In other words "Reagan didn't have a hand in it, it was an accident"

While we're whitewashing Gorby....

http://www.city-journal.org/2010/20_2_soviet-archives.html

There's skeletons in everyones closet...you think a critic couldn't write something similar about Reagan, Clinton or any other international leader. In the end, I don't think JFK was a saint...but saying the cold war ended primarily due to Reagan is garbage.

Look at the poster boy for intellectul dishonesty. Of course, give the credit to Gorbachev. Why am I not surprised? "Shut up, he explained."

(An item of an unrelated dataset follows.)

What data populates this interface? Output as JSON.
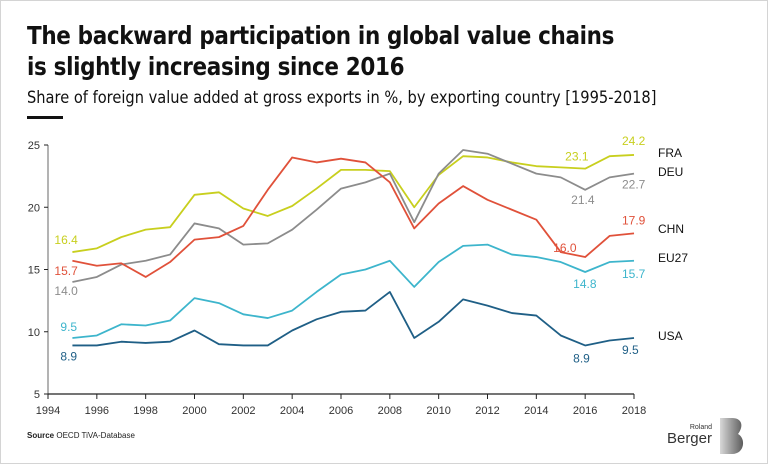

Feel free to bring facts about exactly what Reagan did to force Gorbachev to improve freedom of speech in the Soviet Union, dismantle the iron curtain releasing eastern Europeans to their own free will, and plan to rid the world of nuclear weapons by 2000. Maybe you can educate folks on intellectual honesty in the process...
 
Re: Death to the Incumbent!! Your guide to the 2010 primaries

There's skeletons in everyones closet...you think a critic couldn't write something similar about Reagan, Clinton or any other international leader. In the end, I don't think JFK was a saint...but saying the cold war ended primarily due to Reagan is garbage.

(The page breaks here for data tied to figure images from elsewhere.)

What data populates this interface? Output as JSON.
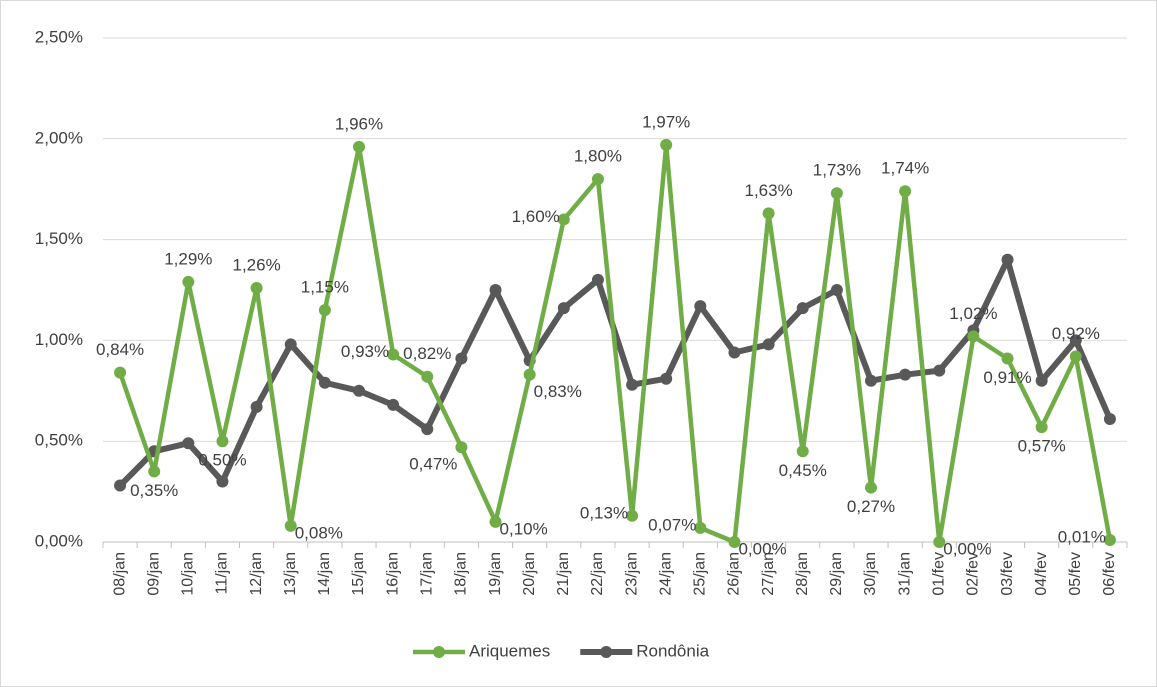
{
  "chart_data": {
    "type": "line",
    "categories": [
      "08/jan",
      "09/jan",
      "10/jan",
      "11/jan",
      "12/jan",
      "13/jan",
      "14/jan",
      "15/jan",
      "16/jan",
      "17/jan",
      "18/jan",
      "19/jan",
      "20/jan",
      "21/jan",
      "22/jan",
      "23/jan",
      "24/jan",
      "25/jan",
      "26/jan",
      "27/jan",
      "28/jan",
      "29/jan",
      "30/jan",
      "31/jan",
      "01/fev",
      "02/fev",
      "03/fev",
      "04/fev",
      "05/fev",
      "06/fev"
    ],
    "series": [
      {
        "name": "Ariquemes",
        "color": "#70ad47",
        "values": [
          0.84,
          0.35,
          1.29,
          0.5,
          1.26,
          0.08,
          1.15,
          1.96,
          0.93,
          0.82,
          0.47,
          0.1,
          0.83,
          1.6,
          1.8,
          0.13,
          1.97,
          0.07,
          0.0,
          1.63,
          0.45,
          1.73,
          0.27,
          1.74,
          0.0,
          1.02,
          0.91,
          0.57,
          0.92,
          0.01
        ],
        "value_labels": [
          "0,84%",
          "0,35%",
          "1,29%",
          "0,50%",
          "1,26%",
          "0,08%",
          "1,15%",
          "1,96%",
          "0,93%",
          "0,82%",
          "0,47%",
          "0,10%",
          "0,83%",
          "1,60%",
          "1,80%",
          "0,13%",
          "1,97%",
          "0,07%",
          "0,00%",
          "1,63%",
          "0,45%",
          "1,73%",
          "0,27%",
          "1,74%",
          "0,00%",
          "1,02%",
          "0,91%",
          "0,57%",
          "0,92%",
          "0,01%"
        ]
      },
      {
        "name": "Rondônia",
        "color": "#595959",
        "values": [
          0.28,
          0.45,
          0.49,
          0.3,
          0.67,
          0.98,
          0.79,
          0.75,
          0.68,
          0.56,
          0.91,
          1.25,
          0.9,
          1.16,
          1.3,
          0.78,
          0.81,
          1.17,
          0.94,
          0.98,
          1.16,
          1.25,
          0.8,
          0.83,
          0.85,
          1.05,
          1.4,
          0.8,
          1.0,
          0.61
        ]
      }
    ],
    "ylim": [
      0,
      2.5
    ],
    "yticks": [
      {
        "value": 0,
        "label": "0,00%"
      },
      {
        "value": 0.5,
        "label": "0,50%"
      },
      {
        "value": 1,
        "label": "1,00%"
      },
      {
        "value": 1.5,
        "label": "1,50%"
      },
      {
        "value": 2,
        "label": "2,00%"
      },
      {
        "value": 2.5,
        "label": "2,50%"
      }
    ],
    "grid": true,
    "legend": "bottom"
  }
}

Feel free to bring facts about exactly what Reagan did to force Gorbachev to improve freedom of speech in the Soviet Union, dismantle the iron curtain releasing eastern Europeans to their own free will, and plan to rid the world of nuclear weapons by 2000. Maybe you can educate folks on intellectual honesty in the process...

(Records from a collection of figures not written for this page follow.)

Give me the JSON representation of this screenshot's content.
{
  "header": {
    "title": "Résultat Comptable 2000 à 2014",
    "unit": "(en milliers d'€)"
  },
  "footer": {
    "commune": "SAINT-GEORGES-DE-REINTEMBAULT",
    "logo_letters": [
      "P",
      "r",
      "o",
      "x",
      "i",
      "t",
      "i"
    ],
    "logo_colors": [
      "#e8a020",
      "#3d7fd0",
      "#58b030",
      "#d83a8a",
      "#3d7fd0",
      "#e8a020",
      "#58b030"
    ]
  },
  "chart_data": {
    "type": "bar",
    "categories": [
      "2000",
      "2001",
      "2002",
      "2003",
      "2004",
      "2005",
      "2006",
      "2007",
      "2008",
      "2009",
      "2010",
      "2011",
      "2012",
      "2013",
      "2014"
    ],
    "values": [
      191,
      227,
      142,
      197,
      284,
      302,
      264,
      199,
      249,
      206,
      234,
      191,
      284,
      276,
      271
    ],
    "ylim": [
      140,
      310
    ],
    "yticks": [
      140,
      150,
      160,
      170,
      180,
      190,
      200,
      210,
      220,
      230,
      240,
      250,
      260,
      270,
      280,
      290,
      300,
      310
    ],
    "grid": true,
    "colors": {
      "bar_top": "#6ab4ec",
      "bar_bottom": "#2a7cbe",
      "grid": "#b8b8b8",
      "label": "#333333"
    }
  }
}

It's only you who needs an education in intellectual honesty and you know what I'm talking about. And I won't dialogue with someone as intellectually dishonest as you have shown yourself to be.
 
Re: Death to the Incumbent!! Your guide to the 2010 primaries

I'm not sure how far I want to follow you here. Gorbachev wanted to save the Soviet Union, not to kill it.

Thats fine...dictators have choices. Gorbachev had a choice to forceably keep the Baltics in the Soviet Union. Not only did he not do that...but he outlined the process within their constitution by which they could leave.